On the last day of term in 1980, I was idling in the sixth-form library when a new fire broke out. A set of four classrooms beside the gym went up in flames. I raced down the stairs and joined a throng of boys surging out of the playground to watch the drama. The blaze was magnificent and unstoppably powerful. A spiralling sheet of flame swept across the doomed structures. The timbers howled as they burned. I could feel the dangerous heat on my cheeks. No work of art could ever match the raging beauty of the destructive monster. This was nature. This was the universal force asserting itself over the pipsqueak schemes of man. And it was pure entertainment without any physical risk or moral component.
Every boy longs to see his school burn down and for me the dream came true twice
The young arsonist had struck at lunchtime when the classrooms stood empty and no lives were in jeopardy. The head prefect arrived with his minions and started bossing everyone around. ‘Get back,’ he yelled. ‘All of you. Move away from the fire.’ His orders were ignored. He called on me to support his sad attempt to deprive the younger boys of their fun. And I obeyed, in a way. I moved among the crowd and called out helpfully: ‘Please don’t stare at the burning classrooms.
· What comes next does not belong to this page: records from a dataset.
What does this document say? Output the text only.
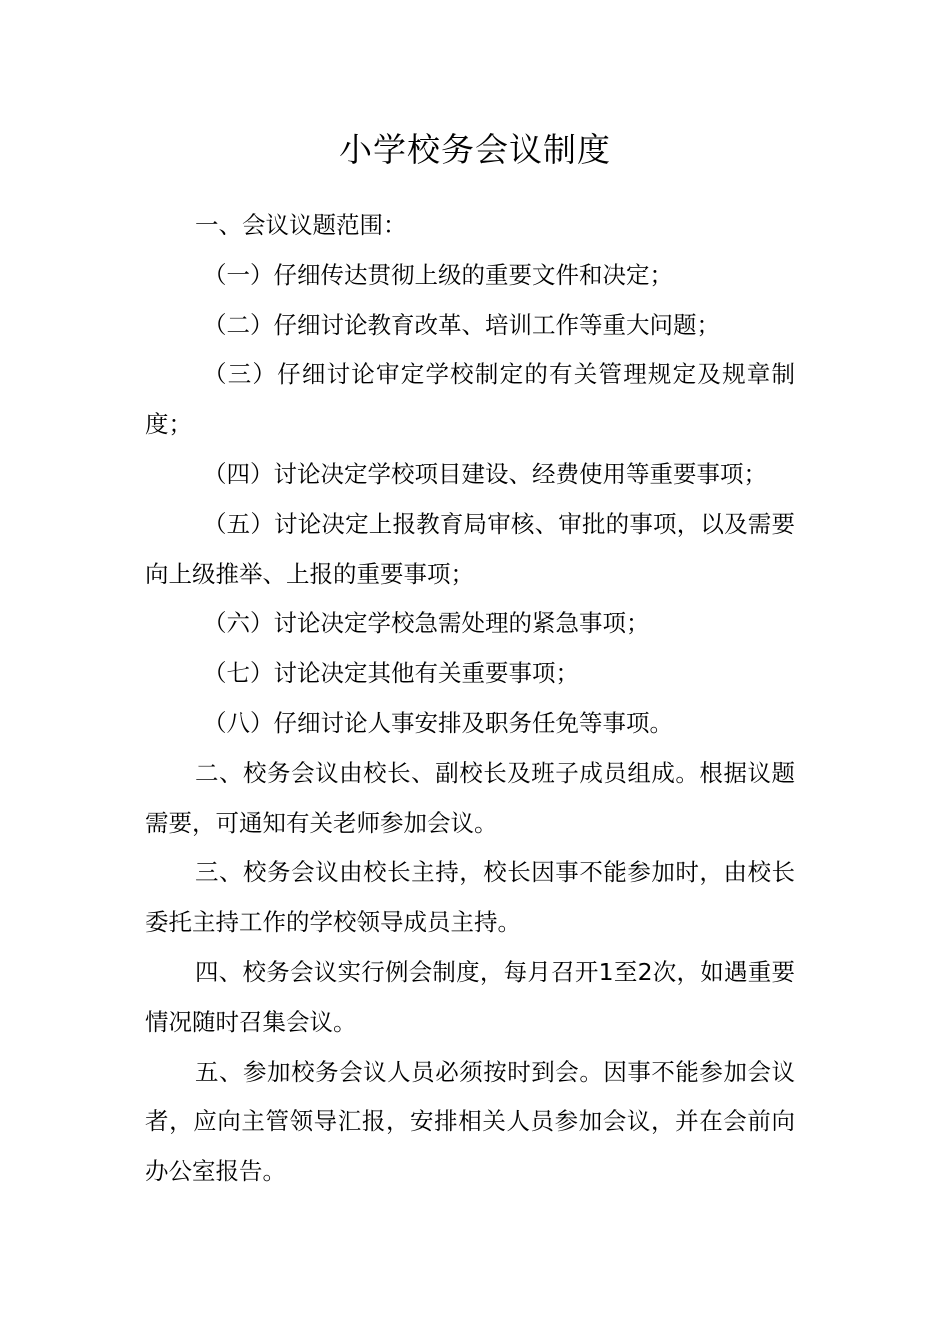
小学校务会议制度

一、会议议题范围：

（一）仔细传达贯彻上级的重要文件和决定；

（二）仔细讨论教育改革、培训工作等重大问题；

（三）仔细讨论审定学校制定的有关管理规定及规章制度；

（四）讨论决定学校项目建设、经费使用等重要事项；

（五）讨论决定上报教育局审核、审批的事项，以及需要向上级推举、上报的重要事项；

（六）讨论决定学校急需处理的紧急事项；

（七）讨论决定其他有关重要事项；

（八）仔细讨论人事安排及职务任免等事项。

二、校务会议由校长、副校长及班子成员组成。根据议题需要，可通知有关老师参加会议。

三、校务会议由校长主持，校长因事不能参加时，由校长委托主持工作的学校领导成员主持。

四、校务会议实行例会制度，每月召开1至2次，如遇重要情况随时召集会议。

五、参加校务会议人员必须按时到会。因事不能参加会议者，应向主管领导汇报，安排相关人员参加会议，并在会前向办公室报告。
Wimbledon College is on fire. But gloating and celebrations are forbidden. Avert your gaze from this distressing sight and return to your harmless pleasures in the playground.’
When the fire engines arrived, the uniformed men in their bulky tunics shooed us all away. The arsonist had scored a notable triumph. Four classrooms and 200 desks and chairs had been reduced to cold grey ashes. I saw the fire as a personal vindication. The gulag had risen up against the regime and shown that we too had a measure of power. The identity of the arsonist, known to everyone in the school, never reached the authorities. That made me proud.
Later that autumn, the new hall was unveiled. By this time I was in the upper-sixth and I’d joined the school magazine’s editorial team. A front cover was needed. I suggested a night-time shoot featuring all the co-editors emptying jerry cans of petrol over the horrible new hall. My plan was to ask Felipe, the Portuguese janitor, to pose centre-stage with a lighted taper.
The editors liked this mischievous idea. The authorities didn’t. They asked for an alternative. So we set up a stunt at Wimbledon station and photographed a pair of homeless buskers (played by Vince Brooks and me) being hauled off the concourse by a uniformed inspector. It was lame compared with my original plan. So I lost. And the nasty hall is still there. For now.